(1084-A) Learning from the JUMP CP pilot data: Insights for platform development
Wednesday, May 24, 2023
13:30 - 14:30 CET
Location: Hall 3
Abstract: There is a growing interest in adopting image-based phenotypic profiling for target and drug discovery processes. Such high content approaches yield rich phenotypic data that can reveal critical holistic insights into mechanisms of candidate drug action and toxicity. Much of the growth has been driven by the use of Cell Painting, a standardized high content profiling method originally developed at the Broad Institute. The JUMP (Joint Undertaking in Morphological Profiling) Cell Painting (CP) consortium has been established to generate a large public reference Cell Painting dataset with the aim to create a new phenotypic approach to drug discovery. Here, we have focused on the preliminary JUMP CP dataset, which includes A549 and U2OS cell lines treated with chemical and genetic (CRISPR and ORF) perturbations to explore the CellProfiler output features capturing the variability in this data. We show how our web-based data analytics platform, StratoMineR, can be used to evaluate phenotypic data holistically.

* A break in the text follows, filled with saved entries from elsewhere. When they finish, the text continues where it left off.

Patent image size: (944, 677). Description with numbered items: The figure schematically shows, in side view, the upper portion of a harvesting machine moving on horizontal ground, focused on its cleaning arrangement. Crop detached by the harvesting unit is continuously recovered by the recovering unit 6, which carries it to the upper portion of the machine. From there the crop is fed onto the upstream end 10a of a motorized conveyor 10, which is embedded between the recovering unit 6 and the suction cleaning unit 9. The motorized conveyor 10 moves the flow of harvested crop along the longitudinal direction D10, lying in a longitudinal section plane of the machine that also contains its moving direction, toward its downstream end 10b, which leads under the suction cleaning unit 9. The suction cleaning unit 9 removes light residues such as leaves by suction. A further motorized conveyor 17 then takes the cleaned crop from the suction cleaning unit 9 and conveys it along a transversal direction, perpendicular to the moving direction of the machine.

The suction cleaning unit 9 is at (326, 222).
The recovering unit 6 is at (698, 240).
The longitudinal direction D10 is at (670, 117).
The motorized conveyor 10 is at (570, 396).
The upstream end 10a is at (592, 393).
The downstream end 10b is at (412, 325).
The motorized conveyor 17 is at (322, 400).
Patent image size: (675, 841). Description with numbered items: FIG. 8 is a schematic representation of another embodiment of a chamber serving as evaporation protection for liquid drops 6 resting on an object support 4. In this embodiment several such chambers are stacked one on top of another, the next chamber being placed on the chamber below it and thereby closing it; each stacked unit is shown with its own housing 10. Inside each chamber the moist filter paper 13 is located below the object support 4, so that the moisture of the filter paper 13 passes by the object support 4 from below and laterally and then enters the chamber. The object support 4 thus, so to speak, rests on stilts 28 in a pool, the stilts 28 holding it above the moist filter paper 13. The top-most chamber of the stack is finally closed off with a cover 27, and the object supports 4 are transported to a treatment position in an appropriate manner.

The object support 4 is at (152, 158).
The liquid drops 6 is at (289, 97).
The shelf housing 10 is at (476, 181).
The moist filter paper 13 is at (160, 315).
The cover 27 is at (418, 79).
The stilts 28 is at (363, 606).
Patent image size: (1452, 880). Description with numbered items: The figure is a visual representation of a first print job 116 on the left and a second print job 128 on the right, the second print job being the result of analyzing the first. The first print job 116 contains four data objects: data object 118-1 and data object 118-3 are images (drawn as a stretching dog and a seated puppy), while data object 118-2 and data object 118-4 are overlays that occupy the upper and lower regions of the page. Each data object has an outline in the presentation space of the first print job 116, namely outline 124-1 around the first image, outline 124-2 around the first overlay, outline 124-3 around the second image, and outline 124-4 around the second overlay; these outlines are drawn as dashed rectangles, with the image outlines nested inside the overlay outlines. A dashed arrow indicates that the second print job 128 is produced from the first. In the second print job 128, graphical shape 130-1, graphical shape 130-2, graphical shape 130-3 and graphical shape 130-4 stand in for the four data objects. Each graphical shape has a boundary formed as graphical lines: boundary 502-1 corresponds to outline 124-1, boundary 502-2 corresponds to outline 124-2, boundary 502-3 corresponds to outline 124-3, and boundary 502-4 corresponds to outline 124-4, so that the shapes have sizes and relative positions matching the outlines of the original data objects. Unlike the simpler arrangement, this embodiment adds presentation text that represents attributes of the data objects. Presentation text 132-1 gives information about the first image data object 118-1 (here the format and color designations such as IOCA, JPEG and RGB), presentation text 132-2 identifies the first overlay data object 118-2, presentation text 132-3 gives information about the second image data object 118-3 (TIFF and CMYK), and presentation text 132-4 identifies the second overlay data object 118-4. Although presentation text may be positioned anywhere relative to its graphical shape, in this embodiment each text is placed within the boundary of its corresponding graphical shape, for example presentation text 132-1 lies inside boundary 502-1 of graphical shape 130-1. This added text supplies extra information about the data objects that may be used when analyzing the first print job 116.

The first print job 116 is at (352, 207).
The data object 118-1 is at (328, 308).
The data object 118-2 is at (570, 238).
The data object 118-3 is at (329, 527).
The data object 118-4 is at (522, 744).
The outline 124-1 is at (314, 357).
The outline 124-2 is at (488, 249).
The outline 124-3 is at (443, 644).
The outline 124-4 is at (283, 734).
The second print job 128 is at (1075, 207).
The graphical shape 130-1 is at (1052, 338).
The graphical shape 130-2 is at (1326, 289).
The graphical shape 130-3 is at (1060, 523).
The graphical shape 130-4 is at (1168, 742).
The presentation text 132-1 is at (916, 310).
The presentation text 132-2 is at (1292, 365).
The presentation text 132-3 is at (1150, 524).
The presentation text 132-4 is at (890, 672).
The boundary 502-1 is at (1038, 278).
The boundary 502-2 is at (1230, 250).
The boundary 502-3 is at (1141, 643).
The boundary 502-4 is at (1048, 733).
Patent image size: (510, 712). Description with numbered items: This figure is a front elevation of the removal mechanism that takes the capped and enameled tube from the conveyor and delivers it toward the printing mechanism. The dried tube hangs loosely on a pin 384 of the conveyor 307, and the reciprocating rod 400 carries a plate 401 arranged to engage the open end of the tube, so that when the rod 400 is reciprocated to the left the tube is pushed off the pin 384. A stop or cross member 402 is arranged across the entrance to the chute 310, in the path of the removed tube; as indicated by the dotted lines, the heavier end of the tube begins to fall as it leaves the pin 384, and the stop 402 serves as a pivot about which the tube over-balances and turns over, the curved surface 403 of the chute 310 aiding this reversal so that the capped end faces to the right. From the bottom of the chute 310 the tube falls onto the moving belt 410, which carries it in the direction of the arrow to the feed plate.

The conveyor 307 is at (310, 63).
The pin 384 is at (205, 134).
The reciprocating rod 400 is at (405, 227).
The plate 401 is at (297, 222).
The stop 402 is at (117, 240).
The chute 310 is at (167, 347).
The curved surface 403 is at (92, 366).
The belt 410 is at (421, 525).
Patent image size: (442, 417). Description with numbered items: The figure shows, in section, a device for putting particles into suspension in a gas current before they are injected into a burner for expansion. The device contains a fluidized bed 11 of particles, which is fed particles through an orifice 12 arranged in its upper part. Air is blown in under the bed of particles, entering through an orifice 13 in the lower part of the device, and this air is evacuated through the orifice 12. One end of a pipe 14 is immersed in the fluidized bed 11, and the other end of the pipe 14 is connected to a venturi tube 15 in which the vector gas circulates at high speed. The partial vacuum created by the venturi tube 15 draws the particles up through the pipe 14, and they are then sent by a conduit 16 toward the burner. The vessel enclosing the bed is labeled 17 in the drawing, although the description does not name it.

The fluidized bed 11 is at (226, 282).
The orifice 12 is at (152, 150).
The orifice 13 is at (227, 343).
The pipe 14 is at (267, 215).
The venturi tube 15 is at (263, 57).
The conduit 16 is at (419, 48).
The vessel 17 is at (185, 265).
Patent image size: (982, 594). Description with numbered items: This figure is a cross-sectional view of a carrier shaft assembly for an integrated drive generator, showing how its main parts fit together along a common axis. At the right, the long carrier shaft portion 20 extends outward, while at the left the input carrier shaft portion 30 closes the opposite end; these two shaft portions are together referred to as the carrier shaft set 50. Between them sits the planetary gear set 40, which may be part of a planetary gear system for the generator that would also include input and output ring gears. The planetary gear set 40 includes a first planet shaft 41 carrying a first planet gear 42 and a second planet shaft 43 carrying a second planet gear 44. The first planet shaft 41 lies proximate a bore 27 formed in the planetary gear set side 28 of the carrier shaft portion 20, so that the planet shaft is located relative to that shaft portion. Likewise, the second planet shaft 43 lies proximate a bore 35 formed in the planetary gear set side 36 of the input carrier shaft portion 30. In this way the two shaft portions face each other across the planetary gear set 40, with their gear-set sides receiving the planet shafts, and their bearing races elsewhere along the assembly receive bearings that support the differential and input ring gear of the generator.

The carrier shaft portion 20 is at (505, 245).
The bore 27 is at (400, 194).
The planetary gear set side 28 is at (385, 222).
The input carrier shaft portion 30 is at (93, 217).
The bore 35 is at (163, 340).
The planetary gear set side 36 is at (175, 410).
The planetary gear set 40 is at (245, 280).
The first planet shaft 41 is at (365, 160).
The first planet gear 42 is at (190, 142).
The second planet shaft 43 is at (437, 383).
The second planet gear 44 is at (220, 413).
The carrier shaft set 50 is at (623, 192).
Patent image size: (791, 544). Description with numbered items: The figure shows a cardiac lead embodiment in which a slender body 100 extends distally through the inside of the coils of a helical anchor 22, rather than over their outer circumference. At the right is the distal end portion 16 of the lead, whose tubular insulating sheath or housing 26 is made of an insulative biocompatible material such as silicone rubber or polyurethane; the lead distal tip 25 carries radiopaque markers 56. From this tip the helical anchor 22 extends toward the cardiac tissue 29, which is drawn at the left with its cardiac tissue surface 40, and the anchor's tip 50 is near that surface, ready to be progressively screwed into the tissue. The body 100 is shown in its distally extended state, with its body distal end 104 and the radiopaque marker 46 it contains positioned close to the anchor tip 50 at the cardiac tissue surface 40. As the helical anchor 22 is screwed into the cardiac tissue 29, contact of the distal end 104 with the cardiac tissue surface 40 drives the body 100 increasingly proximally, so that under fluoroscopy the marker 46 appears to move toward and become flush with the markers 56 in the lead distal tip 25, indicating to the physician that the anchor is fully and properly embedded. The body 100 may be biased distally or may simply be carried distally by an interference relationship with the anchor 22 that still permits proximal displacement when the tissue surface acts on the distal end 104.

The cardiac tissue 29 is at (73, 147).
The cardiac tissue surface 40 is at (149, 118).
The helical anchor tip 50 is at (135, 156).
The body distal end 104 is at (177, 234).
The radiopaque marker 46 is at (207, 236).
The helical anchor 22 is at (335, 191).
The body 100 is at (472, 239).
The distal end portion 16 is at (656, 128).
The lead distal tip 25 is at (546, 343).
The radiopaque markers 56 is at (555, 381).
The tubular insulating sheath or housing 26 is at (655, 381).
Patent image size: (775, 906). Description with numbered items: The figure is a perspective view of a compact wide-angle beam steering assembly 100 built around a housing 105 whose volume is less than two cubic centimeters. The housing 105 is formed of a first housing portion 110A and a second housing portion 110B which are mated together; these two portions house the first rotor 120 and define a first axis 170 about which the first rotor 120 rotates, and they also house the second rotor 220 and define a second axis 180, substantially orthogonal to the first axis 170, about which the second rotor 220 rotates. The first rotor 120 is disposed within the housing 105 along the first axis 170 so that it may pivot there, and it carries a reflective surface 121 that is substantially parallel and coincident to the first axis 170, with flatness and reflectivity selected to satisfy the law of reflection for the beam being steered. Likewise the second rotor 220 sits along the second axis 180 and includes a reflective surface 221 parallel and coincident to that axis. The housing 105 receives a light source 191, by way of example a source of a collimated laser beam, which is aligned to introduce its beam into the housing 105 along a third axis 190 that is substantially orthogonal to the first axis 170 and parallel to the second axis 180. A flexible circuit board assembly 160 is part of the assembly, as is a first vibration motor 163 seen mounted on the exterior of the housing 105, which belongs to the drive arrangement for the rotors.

One of the biggest barriers to analyzing the JUMP CP data is the vast amount of features; (5792 in the pilot set). Therefore, we used Spearman's correlation to exclude highly redundant features and narrowed down the feature set to 2000. We then performed Principal Component Analysis to reduce the complexity of the data. This allowed us to extract feature loading scores which can be subsequently used for making informed decisions on prioritization to create a smaller feature set. We used this approach for our collaboration with KML Vision for users to explore within their IKOSA AI platform for morphological cell profiling. This is critical not only to reduce computational power, but also to allow a rapid overview of general phenotypic alterations.
We also used the JUMP CP data to make several phenotypic comparisons between two cell lines, and tracked phenotypic drift over various time points and conditions. We examined the subset of data based on compound and CRISPR experiments, and we found more than 100 compounds and CRISPR guides that gave significant and diverse phenotypic Euclidean distance scores from the negative control based on 10 principal components. While our analyses revealed a few phenotypic similarities between compound and CRISPR treatments that share common gene targets, hierarchical and UMAP clustering showed compounds of unrelated gene targets give similar phenotypic outcomes.
Taken together, our analysis demonstrates the importance and feasibility of using a robust and iterative data analytic workflow that can yield important biological insights for further development of Cell Painting assays akin to the JUMP CP.